Since the S&P 500 (SPY) peaked on September 20th, the broad market benchmark is down 17.5%. This article covers the top performing decile of the large cap benchmark, the stocks that have bucked the recent negative market trend. We examine this list to understand the drivers of market outperformance during the broad-based sell-off.
The two largest outperformers have seen their share prices driven higher by expected M&A. SCANA Corp (SCG), which has faced challenges from a failed nuclear plant build, is in the process of merging with Dominion Resources (D), the 15th company on this list. Red Hat (NYSE:RHT) is being acquired at a meaningful premium by International Business Machines (IBM).

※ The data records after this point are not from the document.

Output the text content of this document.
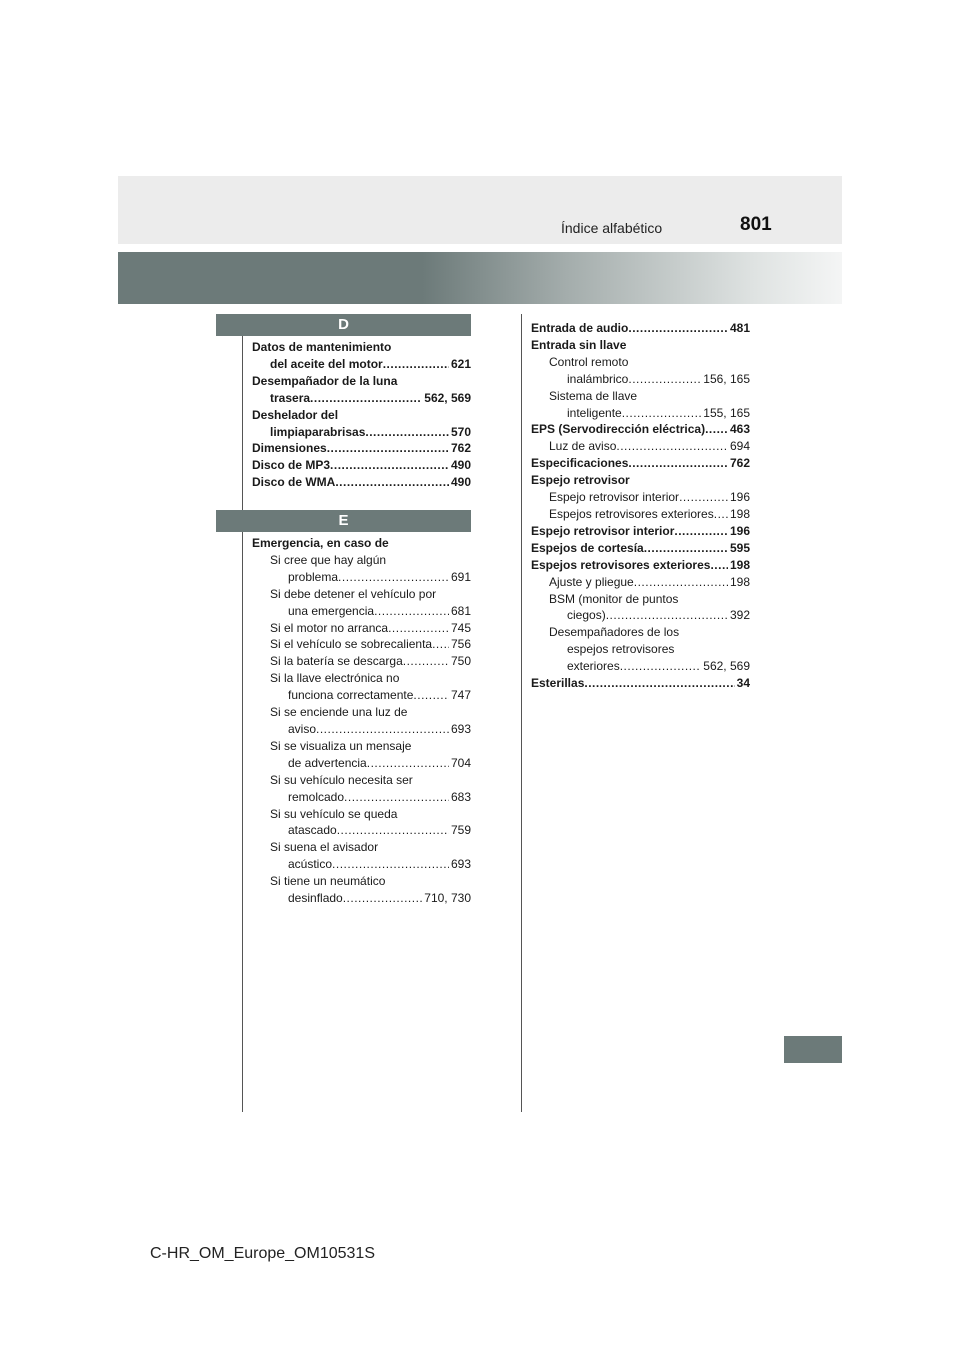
Índice alfabético	801
D
Datos de mantenimiento
del aceite del motor .....	621
Desempañador de la luna
trasera .....	562, 569
Deshelador del
limpiaparabrisas .....	570
Dimensiones .....	762
Disco de MP3 .....	490
Disco de WMA .....	490
E
Emergencia, en caso de
Si cree que hay algún
problema .....	691
Si debe detener el vehículo por
una emergencia .....	681
Si el motor no arranca .....	745
Si el vehículo se sobrecalienta ..... 756
Si la batería se descarga .....	750
Si la llave electrónica no
funciona correctamente .....	747
Si se enciende una luz de
aviso .....	693
Si se visualiza un mensaje
de advertencia .....	704
Si su vehículo necesita ser
remolcado .....	683
Si su vehículo se queda
atascado .....	759
Si suena el avisador
acústico .....	693
Si tiene un neumático
desinflado .....	710, 730
Entrada de audio .....	481
Entrada sin llave
Control remoto
inalámbrico .....	156, 165
Sistema de llave
inteligente .....	155, 165
EPS (Servodirección eléctrica) ..... 463
Luz de aviso .....	694
Especificaciones .....	762
Espejo retrovisor
Espejo retrovisor interior .....	196
Espejos retrovisores exteriores ..... 198
Espejo retrovisor interior .....	196
Espejos de cortesía .....	595
Espejos retrovisores exteriores ..... 198
Ajuste y pliegue .....	198
BSM (monitor de puntos
ciegos) .....	392
Desempañadores de los
espejos retrovisores
exteriores .....	562, 569
Esterillas .....	34
C-HR_OM_Europe_OM10531S
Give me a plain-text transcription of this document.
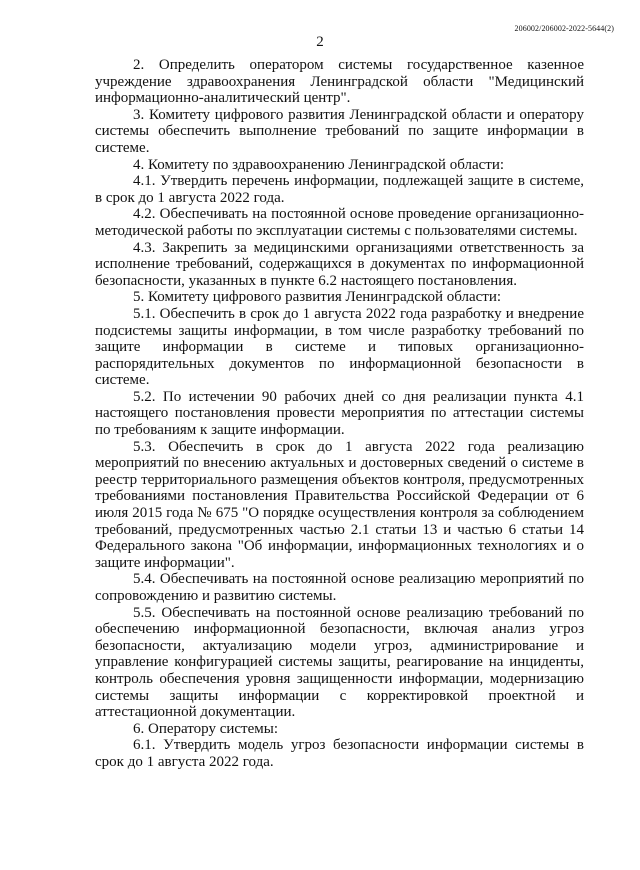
206002/206002-2022-5644(2)
2

2. Определить оператором системы государственное казенное учреждение здравоохранения Ленинградской области "Медицинский информационно-аналитический центр".

3. Комитету цифрового развития Ленинградской области и оператору системы обеспечить выполнение требований по защите информации в системе.

4. Комитету по здравоохранению Ленинградской области:

4.1. Утвердить перечень информации, подлежащей защите в системе, в срок до 1 августа 2022 года.

4.2. Обеспечивать на постоянной основе проведение организационно-методической работы по эксплуатации системы с пользователями системы.

4.3. Закрепить за медицинскими организациями ответственность за исполнение требований, содержащихся в документах по информационной безопасности, указанных в пункте 6.2 настоящего постановления.

5. Комитету цифрового развития Ленинградской области:

5.1. Обеспечить в срок до 1 августа 2022 года разработку и внедрение подсистемы защиты информации, в том числе разработку требований по защите информации в системе и типовых организационно-распорядительных документов по информационной безопасности в системе.

5.2. По истечении 90 рабочих дней со дня реализации пункта 4.1 настоящего постановления провести мероприятия по аттестации системы по требованиям к защите информации.

5.3. Обеспечить в срок до 1 августа 2022 года реализацию мероприятий по внесению актуальных и достоверных сведений о системе в реестр территориального размещения объектов контроля, предусмотренных требованиями постановления Правительства Российской Федерации от 6 июля 2015 года № 675 "О порядке осуществления контроля за соблюдением требований, предусмотренных частью 2.1 статьи 13 и частью 6 статьи 14 Федерального закона "Об информации, информационных технологиях и о защите информации".

5.4. Обеспечивать на постоянной основе реализацию мероприятий по сопровождению и развитию системы.

5.5. Обеспечивать на постоянной основе реализацию требований по обеспечению информационной безопасности, включая анализ угроз безопасности, актуализацию модели угроз, администрирование и управление конфигурацией системы защиты, реагирование на инциденты, контроль обеспечения уровня защищенности информации, модернизацию системы защиты информации с корректировкой проектной и аттестационной документации.

6. Оператору системы:

6.1. Утвердить модель угроз безопасности информации системы в срок до 1 августа 2022 года.
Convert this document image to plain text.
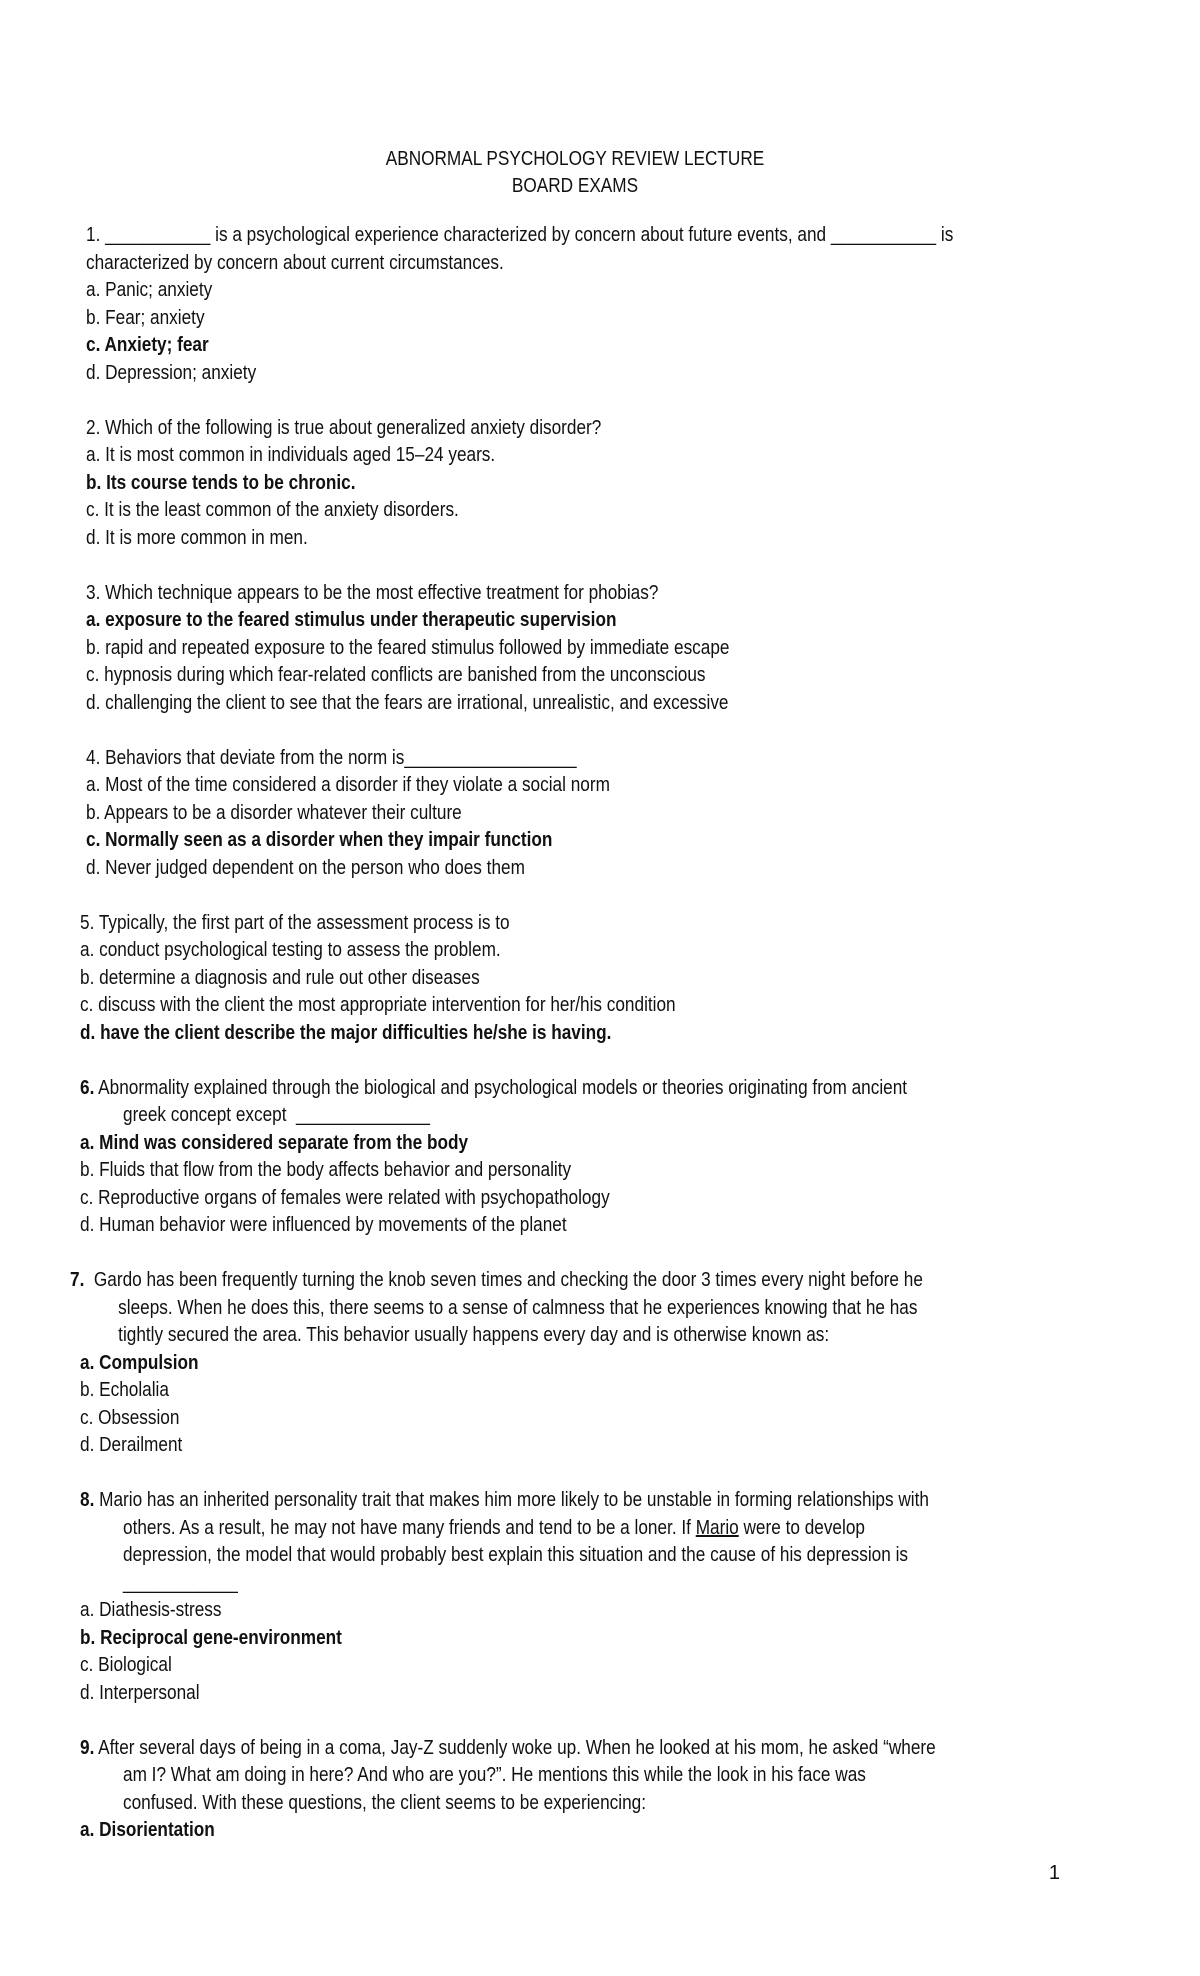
ABNORMAL PSYCHOLOGY REVIEW LECTURE
BOARD EXAMS
1. ___________ is a psychological experience characterized by concern about future events, and ___________ is
characterized by concern about current circumstances.
a. Panic; anxiety
b. Fear; anxiety
c. Anxiety; fear
d. Depression; anxiety
2. Which of the following is true about generalized anxiety disorder?
a. It is most common in individuals aged 15–24 years.
b. Its course tends to be chronic.
c. It is the least common of the anxiety disorders.
d. It is more common in men.
3. Which technique appears to be the most effective treatment for phobias?
a. exposure to the feared stimulus under therapeutic supervision
b. rapid and repeated exposure to the feared stimulus followed by immediate escape
c. hypnosis during which fear-related conflicts are banished from the unconscious
d. challenging the client to see that the fears are irrational, unrealistic, and excessive
4. Behaviors that deviate from the norm is__________________
a. Most of the time considered a disorder if they violate a social norm
b. Appears to be a disorder whatever their culture
c. Normally seen as a disorder when they impair function
d. Never judged dependent on the person who does them
5. Typically, the first part of the assessment process is to
a. conduct psychological testing to assess the problem.
b. determine a diagnosis and rule out other diseases
c. discuss with the client the most appropriate intervention for her/his condition
d. have the client describe the major difficulties he/she is having.
6. Abnormality explained through the biological and psychological models or theories originating from ancient
greek concept except  ______________
a. Mind was considered separate from the body
b. Fluids that flow from the body affects behavior and personality
c. Reproductive organs of females were related with psychopathology
d. Human behavior were influenced by movements of the planet
7.  Gardo has been frequently turning the knob seven times and checking the door 3 times every night before he
sleeps. When he does this, there seems to a sense of calmness that he experiences knowing that he has
tightly secured the area. This behavior usually happens every day and is otherwise known as:
a. Compulsion
b. Echolalia
c. Obsession
d. Derailment
8. Mario has an inherited personality trait that makes him more likely to be unstable in forming relationships with
others. As a result, he may not have many friends and tend to be a loner. If Mario were to develop
depression, the model that would probably best explain this situation and the cause of his depression is
____________
a. Diathesis-stress
b. Reciprocal gene-environment
c. Biological
d. Interpersonal
9. After several days of being in a coma, Jay-Z suddenly woke up. When he looked at his mom, he asked “where
am I? What am doing in here? And who are you?”. He mentions this while the look in his face was
confused. With these questions, the client seems to be experiencing:
a. Disorientation
1
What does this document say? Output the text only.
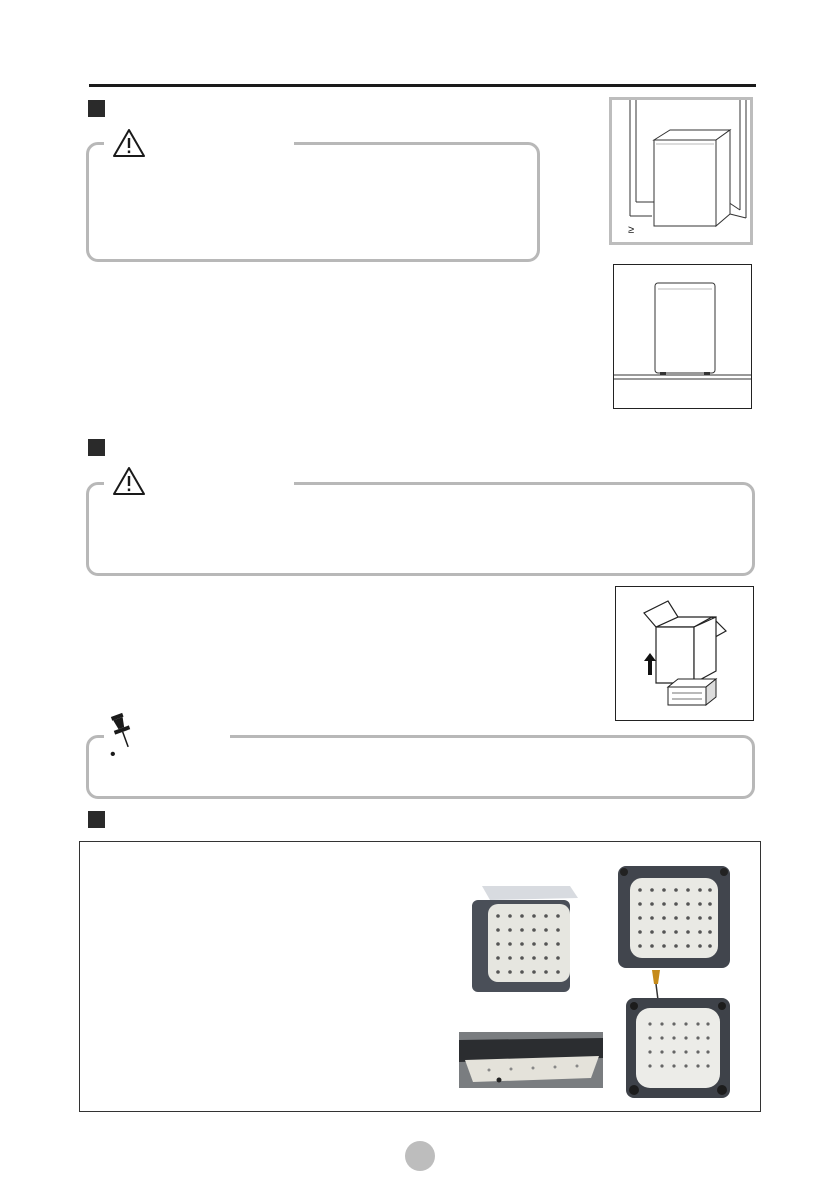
≥
•
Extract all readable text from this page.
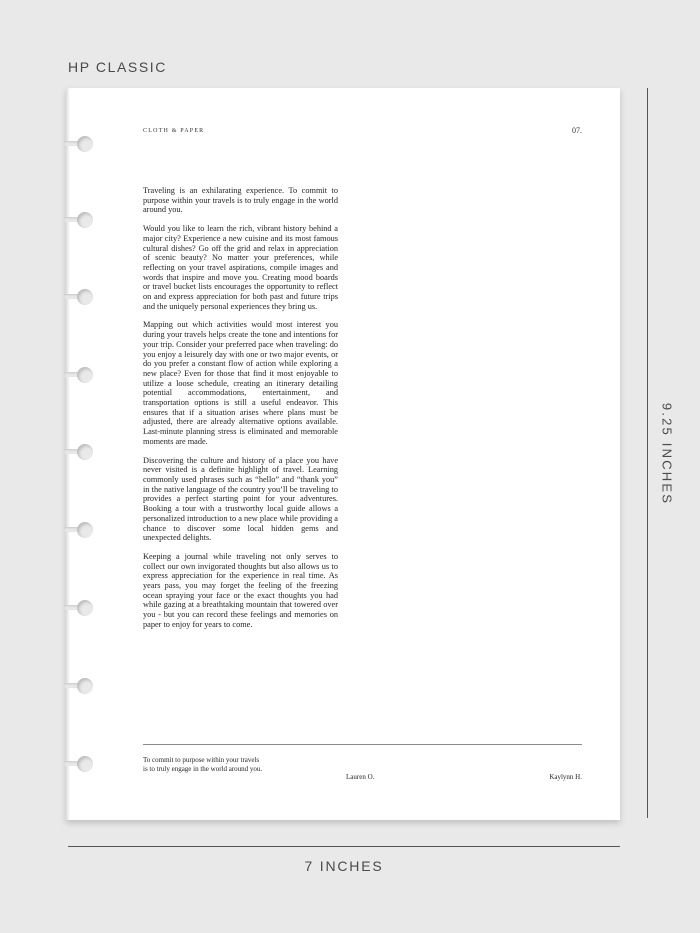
HP CLASSIC
CLOTH & PAPER	07.

Traveling is an exhilarating experience. To commit to purpose within your travels is to truly engage in the world around you.

Would you like to learn the rich, vibrant history behind a major city? Experience a new cuisine and its most famous cultural dishes? Go off the grid and relax in appreciation of scenic beauty? No matter your preferences, while reflecting on your travel aspirations, compile images and words that inspire and move you. Creating mood boards or travel bucket lists encourages the opportunity to reflect on and express appreciation for both past and future trips and the uniquely personal experiences they bring us.

Mapping out which activities would most interest you during your travels helps create the tone and intentions for your trip. Consider your preferred pace when traveling: do you enjoy a leisurely day with one or two major events, or do you prefer a constant flow of action while exploring a new place? Even for those that find it most enjoyable to utilize a loose schedule, creating an itinerary detailing potential accommodations, entertainment, and transportation options is still a useful endeavor. This ensures that if a situation arises where plans must be adjusted, there are already alternative options available. Last-minute planning stress is eliminated and memorable moments are made.

Discovering the culture and history of a place you have never visited is a definite highlight of travel. Learning commonly used phrases such as “hello” and “thank you” in the native language of the country you’ll be traveling to provides a perfect starting point for your adventures. Booking a tour with a trustworthy local guide allows a personalized introduction to a new place while providing a chance to discover some local hidden gems and unexpected delights.

Keeping a journal while traveling not only serves to collect our own invigorated thoughts but also allows us to express appreciation for the experience in real time. As years pass, you may forget the feeling of the freezing ocean spraying your face or the exact thoughts you had while gazing at a breathtaking mountain that towered over you - but you can record these feelings and memories on paper to enjoy for years to come.

To commit to purpose within your travels is to truly engage in the world around you.
Lauren O.	Kaylynn H.
9.25 INCHES
7 INCHES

Defensive sectors dominate this list. Utilities (XLU) are roughly 7x more represented on this leaders list than in the broad benchmark. Consumer staples companies (XLP) are more than 3x represented on the leaders list. REITs (XLRE), led by retail favorite Realty Income (O) and the healthcare REIT giants Welltower (WELL) and HCP Inc (HCP), are more than 2x represented on the leaders list. Collectively, these defensive sectors represent more than half of the capitalization weight of the leaders list. These companies tend to benefit from lower interest rates, and have in part rode the 30bp rally in 10-year Treasuries that has occurred coincident with the market sell-off.
In addition to more defensive sectors being more represented in the list of leading companies, this list of companies also tends to have higher quality balance sheets. Of the companies on the leaders list, only Lamb Weston (LB), the holdco of utility AES Corp (AES), NRG Energy (NRG), and Foot Locker (FL) borrow in speculative grade markets. The leaders list is storngly populated by companies with investment grade bonds in their capital structure. Additionally, the equal-weighted market capitalization of the leaders ($47B) is about 2.8x that of the lagging decile ($16.7B), suggesting increased scale for the market leaders during the sell-off.
I hope this look at the top performing sector is illustrative for Seeking Alpha readers. Defensive sectors and high quality companies with strong balance sheets have tended to be the constituents that outperformed during this broad-based sell-off.